Friday 21 August 2015 at 00:16

Source : London Review of Books, le 30/07/2015

Dans les premières heures du 16 juillet, le parlement grec a voté massivement le renoncement à sa souveraineté afin de devenir un appendice semi-colonial de l’UE. Une majorité du Comité central de Syriza avait déjà pris position contre la capitulation. Il y avait eu un début de grève générale. Tsipras avait menacé de démissionner si une cinquantaine de ses députés votaient contre lui. Six se sont abstenus et 32 ont voté contre lui, y compris Yanis Varoufakis, qui avait démissionné comme ministre des finances après le référendum, parce que, dit-il, “certains participants à l’Euro-groupe avaient exprimé le désir qu’il soit « absent» des réunions”. Maintenant, le parlement a effectivement déclaré le résultat du référendum nul et non avenu. Dehors, Place Syntagma, des milliers de jeunes militants de Syriza ont manifesté contre leur gouvernement. Ensuite, les anarchistes sont arrivés avec des cocktails Molotov et les policiers anti-émeute ont répondu avec des grenades lacrymogènes. Tout le monde a quitté la place et, vers minuit, le silence était de retour. Il est difficile de ne pas se sentir déprimé par tout cela. La Grèce a été trahie par un gouvernement qui, lorsqu’il a été élu il ya seulement six mois, offrait de l’espoir. Lorsque je suis parti de la place vide, le coup d’état de l’UE m’a ramené à d’autres souvenirs.

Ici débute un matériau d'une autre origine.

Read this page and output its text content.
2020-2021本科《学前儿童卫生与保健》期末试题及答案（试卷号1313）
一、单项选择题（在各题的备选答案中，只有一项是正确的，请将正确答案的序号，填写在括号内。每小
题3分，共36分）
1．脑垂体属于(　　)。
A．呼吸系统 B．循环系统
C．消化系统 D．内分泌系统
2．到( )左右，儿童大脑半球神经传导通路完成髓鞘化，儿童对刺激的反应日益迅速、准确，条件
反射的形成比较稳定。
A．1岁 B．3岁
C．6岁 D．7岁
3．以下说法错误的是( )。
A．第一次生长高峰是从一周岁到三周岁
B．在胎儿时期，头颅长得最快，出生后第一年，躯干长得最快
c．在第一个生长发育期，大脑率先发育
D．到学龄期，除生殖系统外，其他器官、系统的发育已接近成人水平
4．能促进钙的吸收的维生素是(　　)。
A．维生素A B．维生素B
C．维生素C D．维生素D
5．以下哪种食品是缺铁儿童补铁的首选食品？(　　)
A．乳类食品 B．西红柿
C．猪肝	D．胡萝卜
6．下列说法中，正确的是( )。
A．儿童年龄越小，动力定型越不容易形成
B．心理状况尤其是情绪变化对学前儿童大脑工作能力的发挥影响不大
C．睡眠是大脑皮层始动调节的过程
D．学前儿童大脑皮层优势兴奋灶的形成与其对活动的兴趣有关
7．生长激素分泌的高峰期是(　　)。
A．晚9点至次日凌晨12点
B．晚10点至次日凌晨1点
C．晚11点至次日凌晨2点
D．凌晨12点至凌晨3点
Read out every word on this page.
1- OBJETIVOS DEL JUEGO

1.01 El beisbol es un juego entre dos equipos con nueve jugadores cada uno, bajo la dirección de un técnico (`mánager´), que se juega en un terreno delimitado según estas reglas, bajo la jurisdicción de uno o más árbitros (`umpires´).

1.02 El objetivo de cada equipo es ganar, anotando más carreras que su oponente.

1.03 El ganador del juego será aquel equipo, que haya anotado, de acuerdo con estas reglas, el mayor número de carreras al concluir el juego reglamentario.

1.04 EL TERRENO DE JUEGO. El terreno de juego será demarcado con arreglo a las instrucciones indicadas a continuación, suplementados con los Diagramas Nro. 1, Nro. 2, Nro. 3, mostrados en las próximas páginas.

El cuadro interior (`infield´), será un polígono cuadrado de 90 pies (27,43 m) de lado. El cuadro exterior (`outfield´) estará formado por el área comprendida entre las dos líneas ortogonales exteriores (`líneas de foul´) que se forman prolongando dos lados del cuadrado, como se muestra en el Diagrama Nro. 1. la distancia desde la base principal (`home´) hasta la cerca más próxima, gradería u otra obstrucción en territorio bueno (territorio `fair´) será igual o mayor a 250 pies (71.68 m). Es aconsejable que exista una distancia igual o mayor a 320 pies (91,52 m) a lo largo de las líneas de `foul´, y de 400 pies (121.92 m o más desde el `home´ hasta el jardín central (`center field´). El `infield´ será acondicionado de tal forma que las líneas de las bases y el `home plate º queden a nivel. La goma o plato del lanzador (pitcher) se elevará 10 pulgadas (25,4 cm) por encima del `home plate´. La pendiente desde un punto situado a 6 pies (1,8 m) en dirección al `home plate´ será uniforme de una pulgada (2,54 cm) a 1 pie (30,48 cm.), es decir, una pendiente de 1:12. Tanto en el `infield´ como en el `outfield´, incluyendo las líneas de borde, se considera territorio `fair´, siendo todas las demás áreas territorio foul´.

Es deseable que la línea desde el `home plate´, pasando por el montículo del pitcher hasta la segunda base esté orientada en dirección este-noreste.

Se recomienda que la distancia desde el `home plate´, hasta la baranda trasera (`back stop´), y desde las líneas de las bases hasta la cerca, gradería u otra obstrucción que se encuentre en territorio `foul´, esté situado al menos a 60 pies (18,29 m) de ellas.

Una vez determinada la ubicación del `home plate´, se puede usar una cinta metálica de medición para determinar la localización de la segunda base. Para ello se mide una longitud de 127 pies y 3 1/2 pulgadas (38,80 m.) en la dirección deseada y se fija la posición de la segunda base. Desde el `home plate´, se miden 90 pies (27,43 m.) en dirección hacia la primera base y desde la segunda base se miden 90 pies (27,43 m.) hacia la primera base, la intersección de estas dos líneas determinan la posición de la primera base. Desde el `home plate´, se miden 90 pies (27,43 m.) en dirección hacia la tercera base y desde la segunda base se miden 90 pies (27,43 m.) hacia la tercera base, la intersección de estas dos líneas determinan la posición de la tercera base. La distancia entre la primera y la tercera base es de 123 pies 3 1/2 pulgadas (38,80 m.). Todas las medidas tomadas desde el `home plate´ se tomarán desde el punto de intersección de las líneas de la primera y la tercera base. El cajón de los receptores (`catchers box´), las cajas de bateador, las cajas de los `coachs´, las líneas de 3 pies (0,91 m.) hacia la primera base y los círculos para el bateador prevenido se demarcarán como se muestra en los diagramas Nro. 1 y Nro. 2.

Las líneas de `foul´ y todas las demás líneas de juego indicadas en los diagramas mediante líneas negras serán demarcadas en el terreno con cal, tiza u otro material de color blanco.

Je suis d’abord allé en Grèce à Pâques 1967. L’occasion était une conférence de paix à Athènes pour honorer le député de gauche Grigoris Lambrakis, assassiné par les fascistes à Salonique en 1963, tandis que la police assistait à la scène sans intervenir, fait plus tard immortalisé dans le film Z de Costa-Gavras. Un demi-million de personnes ont assisté à ses funérailles à Athènes. Lors de la conférence, de folles rumeurs ont commencé à se répandre autour de la salle. Sur le podium, un moine bouddhiste du Vietnam ne pouvait pas comprendre pourquoi les gens avaient cessé de l’écouter. Quelqu’un, dont la famille avait des accointances dans l’armée, avait signalé que l’armée grecque, soutenue par Washington, était sur le point de lancer un coup d’état pour éviter des élections qu’ils craignaient de voir remportées par la gauche. Les délégués étrangers ont été invités à quitter sur-le-champ le pays. Je pris un vol de retour pour Londres en début de matinée. L’après-midi même les tanks occupaient les rues. La Grèce est restée sous les colonels les sept années suivantes.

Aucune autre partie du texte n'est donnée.